Het is misschien nog te vroeg om te spreken van ‘de ondergang van de
Standaardtaal’ (Stroop 1992), maar stellig is de eenheid van een standaard of
een ABN verder verwijderd dan men vroeger voor mogelijk had gehouden. De
ontwikkeling gaat juist een andere kant op dan men altijd dacht. In dit verband
moet ook gewezen worden op de kracht van de dialecten, die zich veel sterker
gehandhaafd hebben dan voorzien kon worden. Ondanks de convergentie van de
dialecten in het begin van de eeuw is in de laatste decennia van onze eeuw een
tegenkracht ontstaan. Ten eerste dient het dialect voor velen als een middel om
de eigen sociale groep te identificeren (men spreekt dialect om kenbaar te maken
tot welke groep men behoort); ten tweede krijgt het dialect een vitaliteit door
krachten van onderop (men verzet zich tegen de prestigetaal van het
West-Nederlands en men uit een protesthouding door het dialect als een antitaal
te gebruiken) (zie Van Bree 1983; Hagen 1983).

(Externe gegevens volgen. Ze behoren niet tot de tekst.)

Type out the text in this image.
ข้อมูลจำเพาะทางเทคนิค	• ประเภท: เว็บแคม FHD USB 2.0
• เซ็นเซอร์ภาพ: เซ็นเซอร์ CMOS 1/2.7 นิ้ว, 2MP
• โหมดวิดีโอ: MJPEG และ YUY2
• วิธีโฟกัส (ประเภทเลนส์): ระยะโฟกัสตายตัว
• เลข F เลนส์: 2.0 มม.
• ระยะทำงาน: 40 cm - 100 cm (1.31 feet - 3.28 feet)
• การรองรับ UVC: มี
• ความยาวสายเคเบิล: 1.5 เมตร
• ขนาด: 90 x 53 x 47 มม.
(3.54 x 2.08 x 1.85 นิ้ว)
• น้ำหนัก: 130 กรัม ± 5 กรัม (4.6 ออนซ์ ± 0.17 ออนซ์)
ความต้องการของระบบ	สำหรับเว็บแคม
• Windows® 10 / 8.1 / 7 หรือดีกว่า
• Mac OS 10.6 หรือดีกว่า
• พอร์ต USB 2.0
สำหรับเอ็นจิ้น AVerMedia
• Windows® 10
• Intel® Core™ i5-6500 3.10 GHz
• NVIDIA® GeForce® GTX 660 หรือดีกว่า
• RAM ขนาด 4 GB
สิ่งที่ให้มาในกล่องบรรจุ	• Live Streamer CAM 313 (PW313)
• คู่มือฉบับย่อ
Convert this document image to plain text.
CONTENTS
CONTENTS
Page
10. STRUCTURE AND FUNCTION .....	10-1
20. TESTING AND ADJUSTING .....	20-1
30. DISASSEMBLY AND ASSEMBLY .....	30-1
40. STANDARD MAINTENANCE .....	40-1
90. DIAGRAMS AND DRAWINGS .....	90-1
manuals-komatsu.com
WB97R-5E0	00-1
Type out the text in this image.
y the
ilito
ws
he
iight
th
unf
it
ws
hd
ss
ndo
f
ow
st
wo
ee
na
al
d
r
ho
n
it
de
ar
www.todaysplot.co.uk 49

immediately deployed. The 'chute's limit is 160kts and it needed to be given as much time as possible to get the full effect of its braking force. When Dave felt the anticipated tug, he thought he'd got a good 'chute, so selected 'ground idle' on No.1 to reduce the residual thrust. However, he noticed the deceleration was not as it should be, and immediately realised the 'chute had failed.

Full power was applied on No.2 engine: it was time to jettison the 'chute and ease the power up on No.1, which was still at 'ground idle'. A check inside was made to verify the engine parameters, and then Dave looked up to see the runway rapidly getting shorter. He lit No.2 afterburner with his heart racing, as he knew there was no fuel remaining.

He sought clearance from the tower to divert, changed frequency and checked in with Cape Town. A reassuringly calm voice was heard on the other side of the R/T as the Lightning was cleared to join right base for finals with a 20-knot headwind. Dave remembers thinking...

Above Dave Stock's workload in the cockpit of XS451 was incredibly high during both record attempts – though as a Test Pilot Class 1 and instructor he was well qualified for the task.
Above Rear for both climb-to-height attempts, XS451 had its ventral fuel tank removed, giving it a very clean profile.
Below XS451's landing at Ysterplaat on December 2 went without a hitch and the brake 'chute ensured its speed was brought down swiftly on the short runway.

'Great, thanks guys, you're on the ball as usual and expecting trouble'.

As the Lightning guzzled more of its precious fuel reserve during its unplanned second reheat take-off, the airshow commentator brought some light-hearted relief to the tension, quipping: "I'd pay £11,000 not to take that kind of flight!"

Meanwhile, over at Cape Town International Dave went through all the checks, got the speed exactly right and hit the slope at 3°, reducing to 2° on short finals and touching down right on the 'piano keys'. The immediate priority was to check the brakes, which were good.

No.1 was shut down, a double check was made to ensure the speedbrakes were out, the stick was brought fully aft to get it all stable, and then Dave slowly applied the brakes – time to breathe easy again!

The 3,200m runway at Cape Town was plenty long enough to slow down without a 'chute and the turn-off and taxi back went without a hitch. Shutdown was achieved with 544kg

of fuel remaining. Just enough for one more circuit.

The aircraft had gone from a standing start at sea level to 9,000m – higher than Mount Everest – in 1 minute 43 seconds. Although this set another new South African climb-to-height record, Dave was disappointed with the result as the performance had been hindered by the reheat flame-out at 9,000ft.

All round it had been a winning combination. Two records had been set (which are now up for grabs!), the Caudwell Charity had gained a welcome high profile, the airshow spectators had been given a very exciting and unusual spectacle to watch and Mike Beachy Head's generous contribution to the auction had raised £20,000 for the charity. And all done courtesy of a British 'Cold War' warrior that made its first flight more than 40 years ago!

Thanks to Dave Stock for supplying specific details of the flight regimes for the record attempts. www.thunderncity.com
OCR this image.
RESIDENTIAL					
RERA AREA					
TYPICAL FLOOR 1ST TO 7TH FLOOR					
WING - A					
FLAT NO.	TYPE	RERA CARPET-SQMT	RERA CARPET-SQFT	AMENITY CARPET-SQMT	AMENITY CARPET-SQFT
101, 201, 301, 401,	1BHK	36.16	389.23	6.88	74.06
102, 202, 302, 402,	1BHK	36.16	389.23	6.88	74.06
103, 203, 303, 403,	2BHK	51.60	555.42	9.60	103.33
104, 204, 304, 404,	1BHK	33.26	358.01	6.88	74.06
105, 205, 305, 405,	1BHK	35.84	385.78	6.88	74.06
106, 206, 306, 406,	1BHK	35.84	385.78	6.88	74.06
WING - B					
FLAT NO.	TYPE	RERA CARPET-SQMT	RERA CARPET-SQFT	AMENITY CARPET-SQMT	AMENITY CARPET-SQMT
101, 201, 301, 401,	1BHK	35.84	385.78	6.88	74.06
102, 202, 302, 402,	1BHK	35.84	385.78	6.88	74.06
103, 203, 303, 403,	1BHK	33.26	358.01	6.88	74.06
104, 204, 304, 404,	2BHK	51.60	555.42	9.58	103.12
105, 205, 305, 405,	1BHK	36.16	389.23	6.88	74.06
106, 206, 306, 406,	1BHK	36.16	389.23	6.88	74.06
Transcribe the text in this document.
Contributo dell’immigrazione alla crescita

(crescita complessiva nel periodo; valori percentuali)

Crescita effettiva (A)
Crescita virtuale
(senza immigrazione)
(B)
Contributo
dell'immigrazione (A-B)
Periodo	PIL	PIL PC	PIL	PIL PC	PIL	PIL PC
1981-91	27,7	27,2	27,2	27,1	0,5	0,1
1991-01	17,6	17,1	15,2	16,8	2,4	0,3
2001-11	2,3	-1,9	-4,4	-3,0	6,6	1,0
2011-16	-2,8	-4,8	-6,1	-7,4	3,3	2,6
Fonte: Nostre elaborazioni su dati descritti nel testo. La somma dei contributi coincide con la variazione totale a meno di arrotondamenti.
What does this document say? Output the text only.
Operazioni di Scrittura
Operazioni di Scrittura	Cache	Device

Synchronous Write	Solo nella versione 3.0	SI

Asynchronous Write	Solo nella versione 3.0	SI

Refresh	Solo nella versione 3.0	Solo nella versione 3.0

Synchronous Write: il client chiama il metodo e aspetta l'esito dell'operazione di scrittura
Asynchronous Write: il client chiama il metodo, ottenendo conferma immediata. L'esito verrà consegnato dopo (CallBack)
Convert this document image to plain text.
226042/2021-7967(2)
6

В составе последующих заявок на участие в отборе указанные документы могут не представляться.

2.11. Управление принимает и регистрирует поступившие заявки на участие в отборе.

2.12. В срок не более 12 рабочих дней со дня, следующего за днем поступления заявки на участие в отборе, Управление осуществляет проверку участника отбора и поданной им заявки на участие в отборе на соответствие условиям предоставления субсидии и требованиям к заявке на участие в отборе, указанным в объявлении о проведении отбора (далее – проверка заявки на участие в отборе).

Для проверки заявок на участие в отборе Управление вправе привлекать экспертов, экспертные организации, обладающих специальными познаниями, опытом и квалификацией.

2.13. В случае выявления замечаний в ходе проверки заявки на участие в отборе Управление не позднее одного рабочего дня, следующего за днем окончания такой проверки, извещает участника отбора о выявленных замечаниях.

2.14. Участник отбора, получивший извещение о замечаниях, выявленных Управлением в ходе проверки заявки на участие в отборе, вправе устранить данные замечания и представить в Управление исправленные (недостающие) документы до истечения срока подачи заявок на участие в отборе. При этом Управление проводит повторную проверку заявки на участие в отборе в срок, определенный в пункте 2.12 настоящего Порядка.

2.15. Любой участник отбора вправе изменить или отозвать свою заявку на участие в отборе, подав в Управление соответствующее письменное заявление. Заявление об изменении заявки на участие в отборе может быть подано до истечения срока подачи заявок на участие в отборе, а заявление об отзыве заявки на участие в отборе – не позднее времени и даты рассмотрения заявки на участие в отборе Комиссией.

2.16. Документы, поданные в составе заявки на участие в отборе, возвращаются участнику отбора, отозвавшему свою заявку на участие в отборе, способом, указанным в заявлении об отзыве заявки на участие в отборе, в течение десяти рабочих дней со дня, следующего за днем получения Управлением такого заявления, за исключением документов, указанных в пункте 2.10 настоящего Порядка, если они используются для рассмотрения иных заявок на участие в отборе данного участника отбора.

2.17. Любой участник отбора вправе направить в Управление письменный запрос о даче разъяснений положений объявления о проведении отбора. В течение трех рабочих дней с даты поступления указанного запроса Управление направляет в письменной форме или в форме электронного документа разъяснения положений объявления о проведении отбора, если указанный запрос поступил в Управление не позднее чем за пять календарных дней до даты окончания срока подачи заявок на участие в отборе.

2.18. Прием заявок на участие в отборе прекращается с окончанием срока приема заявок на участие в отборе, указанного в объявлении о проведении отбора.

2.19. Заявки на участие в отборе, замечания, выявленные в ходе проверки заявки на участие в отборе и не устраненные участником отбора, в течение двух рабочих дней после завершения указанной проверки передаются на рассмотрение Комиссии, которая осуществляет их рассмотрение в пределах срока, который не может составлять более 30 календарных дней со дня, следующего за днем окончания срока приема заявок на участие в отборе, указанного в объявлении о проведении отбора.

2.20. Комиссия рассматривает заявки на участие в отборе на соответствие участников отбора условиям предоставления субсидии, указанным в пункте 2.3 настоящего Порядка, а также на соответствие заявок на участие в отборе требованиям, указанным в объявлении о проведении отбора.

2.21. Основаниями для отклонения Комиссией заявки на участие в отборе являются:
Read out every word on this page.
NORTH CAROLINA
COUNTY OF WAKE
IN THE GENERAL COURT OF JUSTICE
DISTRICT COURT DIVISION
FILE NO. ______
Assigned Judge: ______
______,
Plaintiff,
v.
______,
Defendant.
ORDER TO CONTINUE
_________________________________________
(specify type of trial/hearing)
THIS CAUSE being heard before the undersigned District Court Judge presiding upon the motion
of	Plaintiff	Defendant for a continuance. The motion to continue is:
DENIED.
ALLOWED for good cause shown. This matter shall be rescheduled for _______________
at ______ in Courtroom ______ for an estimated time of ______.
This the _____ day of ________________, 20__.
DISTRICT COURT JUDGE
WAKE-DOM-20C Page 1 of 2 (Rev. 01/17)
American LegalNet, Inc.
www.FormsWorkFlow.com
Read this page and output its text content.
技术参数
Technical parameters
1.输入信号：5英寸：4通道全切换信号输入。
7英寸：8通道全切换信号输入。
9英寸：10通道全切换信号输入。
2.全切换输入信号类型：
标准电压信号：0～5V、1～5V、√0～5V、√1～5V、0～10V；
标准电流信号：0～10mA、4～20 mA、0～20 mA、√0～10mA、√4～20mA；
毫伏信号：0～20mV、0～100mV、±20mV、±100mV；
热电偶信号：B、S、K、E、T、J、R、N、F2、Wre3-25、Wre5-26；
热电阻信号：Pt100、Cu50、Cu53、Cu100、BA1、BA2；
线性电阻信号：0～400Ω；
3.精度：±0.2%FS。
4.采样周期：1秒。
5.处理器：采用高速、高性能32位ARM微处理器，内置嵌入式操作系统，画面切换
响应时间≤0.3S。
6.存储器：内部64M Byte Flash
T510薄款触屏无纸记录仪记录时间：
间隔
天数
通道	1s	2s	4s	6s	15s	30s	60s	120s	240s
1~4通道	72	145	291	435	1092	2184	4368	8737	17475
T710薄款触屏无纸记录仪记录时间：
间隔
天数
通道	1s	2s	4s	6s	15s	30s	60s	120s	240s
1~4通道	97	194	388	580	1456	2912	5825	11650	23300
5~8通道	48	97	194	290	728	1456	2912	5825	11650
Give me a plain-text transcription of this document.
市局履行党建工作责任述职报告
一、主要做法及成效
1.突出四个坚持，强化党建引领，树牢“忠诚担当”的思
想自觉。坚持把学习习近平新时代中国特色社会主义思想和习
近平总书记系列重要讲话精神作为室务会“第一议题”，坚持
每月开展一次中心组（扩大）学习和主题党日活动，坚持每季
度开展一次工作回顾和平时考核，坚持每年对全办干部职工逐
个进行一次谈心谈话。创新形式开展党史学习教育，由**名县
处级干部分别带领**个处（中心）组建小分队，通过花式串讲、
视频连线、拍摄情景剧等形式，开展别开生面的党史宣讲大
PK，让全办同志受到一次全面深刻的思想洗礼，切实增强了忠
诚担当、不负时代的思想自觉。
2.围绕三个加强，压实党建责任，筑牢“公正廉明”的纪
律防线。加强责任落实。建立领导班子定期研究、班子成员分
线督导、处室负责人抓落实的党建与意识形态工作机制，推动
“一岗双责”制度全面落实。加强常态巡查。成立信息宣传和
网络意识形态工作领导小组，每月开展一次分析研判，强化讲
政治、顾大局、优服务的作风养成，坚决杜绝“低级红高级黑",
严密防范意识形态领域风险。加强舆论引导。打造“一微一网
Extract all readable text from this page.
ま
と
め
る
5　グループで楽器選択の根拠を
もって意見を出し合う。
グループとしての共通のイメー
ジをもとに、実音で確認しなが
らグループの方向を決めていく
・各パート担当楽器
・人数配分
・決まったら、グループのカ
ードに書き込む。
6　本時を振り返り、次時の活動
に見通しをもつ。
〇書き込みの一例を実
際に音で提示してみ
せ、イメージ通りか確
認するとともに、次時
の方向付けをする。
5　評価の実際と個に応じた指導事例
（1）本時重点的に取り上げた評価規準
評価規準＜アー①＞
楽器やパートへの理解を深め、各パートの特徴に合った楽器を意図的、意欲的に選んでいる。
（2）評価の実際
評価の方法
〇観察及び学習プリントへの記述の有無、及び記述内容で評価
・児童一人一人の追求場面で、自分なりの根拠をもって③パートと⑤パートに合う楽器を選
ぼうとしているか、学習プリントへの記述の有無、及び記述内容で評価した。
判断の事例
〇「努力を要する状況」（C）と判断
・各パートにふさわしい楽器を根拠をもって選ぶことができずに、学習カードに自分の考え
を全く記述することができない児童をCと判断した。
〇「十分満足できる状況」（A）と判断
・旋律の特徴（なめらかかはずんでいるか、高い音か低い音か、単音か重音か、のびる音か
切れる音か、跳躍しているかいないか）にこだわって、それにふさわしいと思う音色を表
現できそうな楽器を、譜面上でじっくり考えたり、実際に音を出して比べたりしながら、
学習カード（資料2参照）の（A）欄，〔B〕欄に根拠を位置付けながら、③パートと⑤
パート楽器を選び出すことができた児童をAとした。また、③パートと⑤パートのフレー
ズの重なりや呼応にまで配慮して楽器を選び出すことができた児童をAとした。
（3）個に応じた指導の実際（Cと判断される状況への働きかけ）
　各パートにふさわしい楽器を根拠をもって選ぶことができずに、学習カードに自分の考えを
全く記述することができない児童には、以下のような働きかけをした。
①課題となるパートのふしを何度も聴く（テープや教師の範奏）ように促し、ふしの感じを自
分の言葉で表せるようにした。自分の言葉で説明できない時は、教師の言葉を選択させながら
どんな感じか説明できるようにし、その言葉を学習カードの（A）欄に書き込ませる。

Sterker levenskracht van de dialecten, verzwakking van de standaardtaal, daar
lijkt het heen te gaan. Maar zo eenvoudig ligt de zaak niet; de situatie is veel
gecompliceerder. Dat blijkt bijvoorbeeld uit de nog altijd bestaande
discriminatie op taalgebruik, een verschijnsel dat alleen begrijpelijk is tegen
de achtergrond van een nagestreefde of bestaande norm die men bij het
discrimineren aanlegt. Openlijke discriminatie op grond van ras, godsdienst,
seksuele geaardheid of huidskleur is in Nederland bij de wet verboden.
Discriminatie op grond van taal, accent of dialect wordt niet in de wet genoemd,
maar het komt wel degelijk voor. Stroop ziet ‘geen principieel verschil tussen
het afwijzen door een TV-omroep van een gekleurde kandidaat en het afwijzen door
een radio-omroep van een persoon die zeer goed verstaanbaar maar gekleurd
Nederlands spreekt, niet omdat hij niet te verstaan zou zijn, maar om het
misprijzen dat hij zou veroorzaken’ (Stroop 1991: 51). Toch zijn er gevallen van
dit soort taaldiscriminatie genoeg bekend, speciaal bij sollicita- | |
| |
ties voor functies waarin men geacht wordt representatief op te treden, ook
door verzorgd taalgebruik (vergelijk Daan 1989).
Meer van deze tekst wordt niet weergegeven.